Ferramentas de Machine Learning ajudaram a selecionar, dentro de um amplo espectro de frequências, apenas as mais adequadas para criação de uma equação matemática simples. Essa equação possibilitou o monitoramento da perda de água de soja em diferentes condições de microclima, a 30 e a 20°C.
A aquisição de dados coletados pelos dispositivos é feita por bluetooth, com ajuda de um smartphone, o que permite automatização de leituras e monitoramento remoto, pela internet.
Inovação patenteada
As principais vantagens do dispositivo desenvolvido no CNPEM são a portabilidade, a autonomia de bateria (10 dias), sensibilidade, biocompatibilidade e segurança na aquisição de dados, que permitem automatizações essenciais para o monitoramento remoto. Como não existem sensores similares no mercado, o depósito de patente já está em andamento.
Os métodos de fabricação do dispositivo são bem conhecidos e já estão disponíveis mesmo em indústrias de pequeno porte, o que cria condições de escalabilidade da produção e potencial redução do preço final caso alguma empresa se interesse pela tecnologia e decida transformar em produto.
Sirius
O estudo usou alguns dos mais sofisticados recursos, como técnicas de uso de luz síncrotron, para avaliar em profundidade as condições de biocompatibilidade dos sensores nas folhas.
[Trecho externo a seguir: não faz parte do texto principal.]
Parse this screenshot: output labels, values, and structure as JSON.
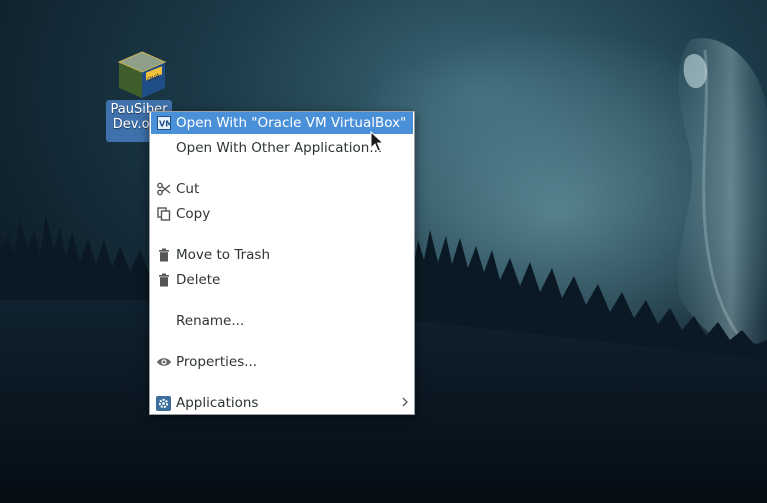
{
  "desktop": {
    "icon": {
      "name": "virtualbox-appliance-icon",
      "label_line1": "PauSiber",
      "label_line2": "Dev.ova"
    }
  },
  "context_menu": {
    "items": [
      {
        "label": "Open With \"Oracle VM VirtualBox\"",
        "icon": "virtualbox-icon",
        "selected": true
      },
      {
        "label": "Open With Other Application...",
        "icon": ""
      },
      {
        "label": "Cut",
        "icon": "scissors-icon"
      },
      {
        "label": "Copy",
        "icon": "copy-icon"
      },
      {
        "label": "Move to Trash",
        "icon": "trash-icon"
      },
      {
        "label": "Delete",
        "icon": "trash-icon"
      },
      {
        "label": "Rename...",
        "icon": ""
      },
      {
        "label": "Properties...",
        "icon": "eye-icon"
      },
      {
        "label": "Applications",
        "icon": "gear-icon",
        "submenu": true
      }
    ]
  },
  "colors": {
    "selection": "#4a90d9",
    "menu_bg": "#ffffff",
    "menu_text": "#2e3436"
  }
}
Na estação de pesquisa Carnaúba, do Sirius, acelerador de elétrons de última geração, projetado e operado por profissionais do CNPEM, medidas de espectrometria atestaram a não interferência do dispositivo no metabolismo das folhas de soja e cana-de-açúcar.
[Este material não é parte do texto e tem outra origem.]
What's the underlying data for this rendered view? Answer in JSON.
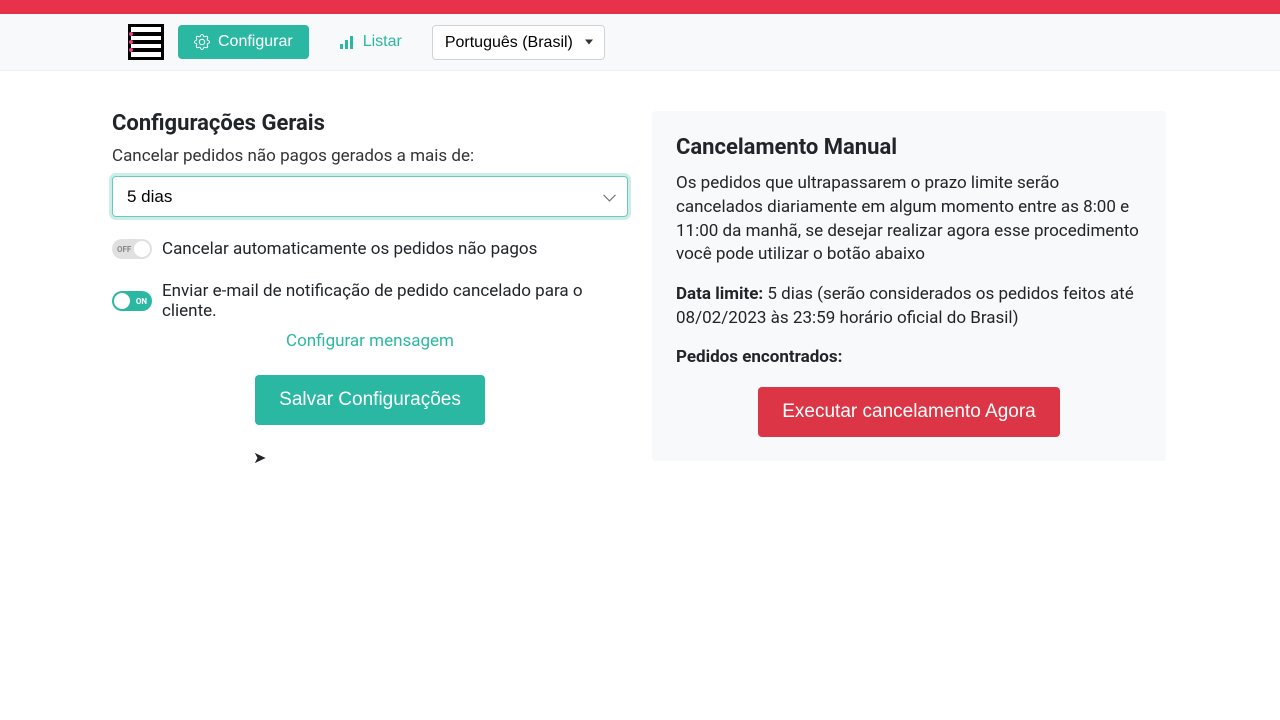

Técnicas convencionais não permitiriam medir as concentrações de nutrientes com a sensibilidade e precisão necessárias para garantir a biocompatibilidade.
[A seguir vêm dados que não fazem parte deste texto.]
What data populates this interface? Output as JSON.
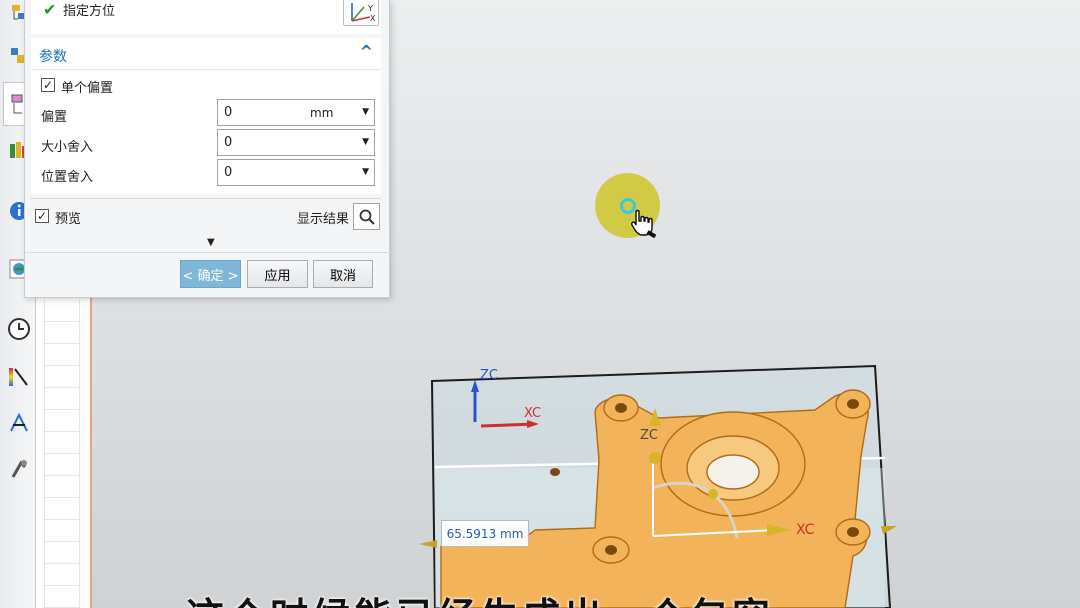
{
  "dialog": {
    "orientation_label": "指定方位",
    "params_title": "参数",
    "single_offset_label": "单个偏置",
    "offset_label": "偏置",
    "offset_value": "0",
    "offset_unit": "mm",
    "size_round_label": "大小舍入",
    "size_round_value": "0",
    "position_round_label": "位置舍入",
    "position_round_value": "0",
    "preview_label": "预览",
    "show_result_label": "显示结果",
    "ok_label": "< 确定 >",
    "apply_label": "应用",
    "cancel_label": "取消"
  },
  "viewport": {
    "measure_value": "65.5913 mm",
    "axes": {
      "xc_upper": "XC",
      "zc_upper": "ZC",
      "zc_middle": "ZC",
      "xc_right": "XC"
    }
  },
  "subtitle": "这个时候能已经生成出一个包容",
  "colors": {
    "accent_blue": "#1c6fb2",
    "ok_button": "#7fb8d6",
    "part_orange": "#f2b35a",
    "cursor_halo": "#cec628"
  },
  "icons": [
    "check-icon",
    "csys-orient-icon",
    "collapse-chevron-icon",
    "search-icon",
    "expand-arrow-icon",
    "hand-cursor-icon"
  ]
}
“Em folhas saudáveis os íons de zinco, manganês, cálcio e ferro, que são nutrientes fundamentais tanto para a parte estrutural quanto para o transporte, obedecem a uma estrutura morfológica, semelhante à dos capilares, xilemas e floemas. Quando a folha é afetada, as células se rompem e não existe mais nenhum padrão”, explica Lima.
Próximos passos
No atual estágio de desenvolvimento o dispositivo se mostra bastante eficiente para uso em ambientes controlados, mas também é muito promissor para monitoramento em ambientes externos. Parcerias com a indústria podem trazer diferentes demandas de aperfeiçoamento.
“O dispositivo demonstrou alta sensibilidade para o avaliação da eficiência do uso de algumas técnicas de manejo ou impacto do uso de insumos, bem como para potencialmente monitorar as condições de produtividade das lavouras. Acreditamos que com pequenas adaptações poderia contribuir também como recurso adicional no monitoramento das condições toxicológicas do campo “, avalia a pesquisadora Julia Adorno Barbosa.
Sobre o CNPEM
Ambiente sofisticado e efervescente de pesquisa e desenvolvimento, único no Brasil e presente em poucos centros científicos do mundo, o Centro Nacional de Pesquisa em Energia e Materiais (CNPEM) é uma organização privada sem fins lucrativos, sob a supervisão do Ministério da Ciência, Tecnologia e Inovações (MCTI). O Centro opera quatro Laboratórios Nacionais e é o berço do projeto mais complexo da ciência brasileira – Sirius – uma das fontes de luz síncrotron mais avançadas do mundo. O CNPEM reúne equipes multitemáticas altamente especializadas, infraestruturas laboratoriais globalmente competitivas e abertas à comunidade científica, linhas estratégicas de investigação, projetos inovadores em parceria com o setor produtivo e formação de investigadores e estudantes. O Centro é um ambiente impulsionado pela pesquisa de soluções com impacto nas áreas de Agricultura, Saúde, Energia, Ambiente, Novos Materiais, entre outras. A partir de 2022, com o apoio do Ministério da Educação (MEC), o CNPEM expandiu suas atividades com a abertura da Ilum Escola de Ciência. O curso superior interdisciplinar em Ciência, Tecnologia e Inovação adota propostas inovadoras com o objetivo de oferecer formação de excelência, gratuita, em período integral e com imersão no ambiente de pesquisa do CNPEM.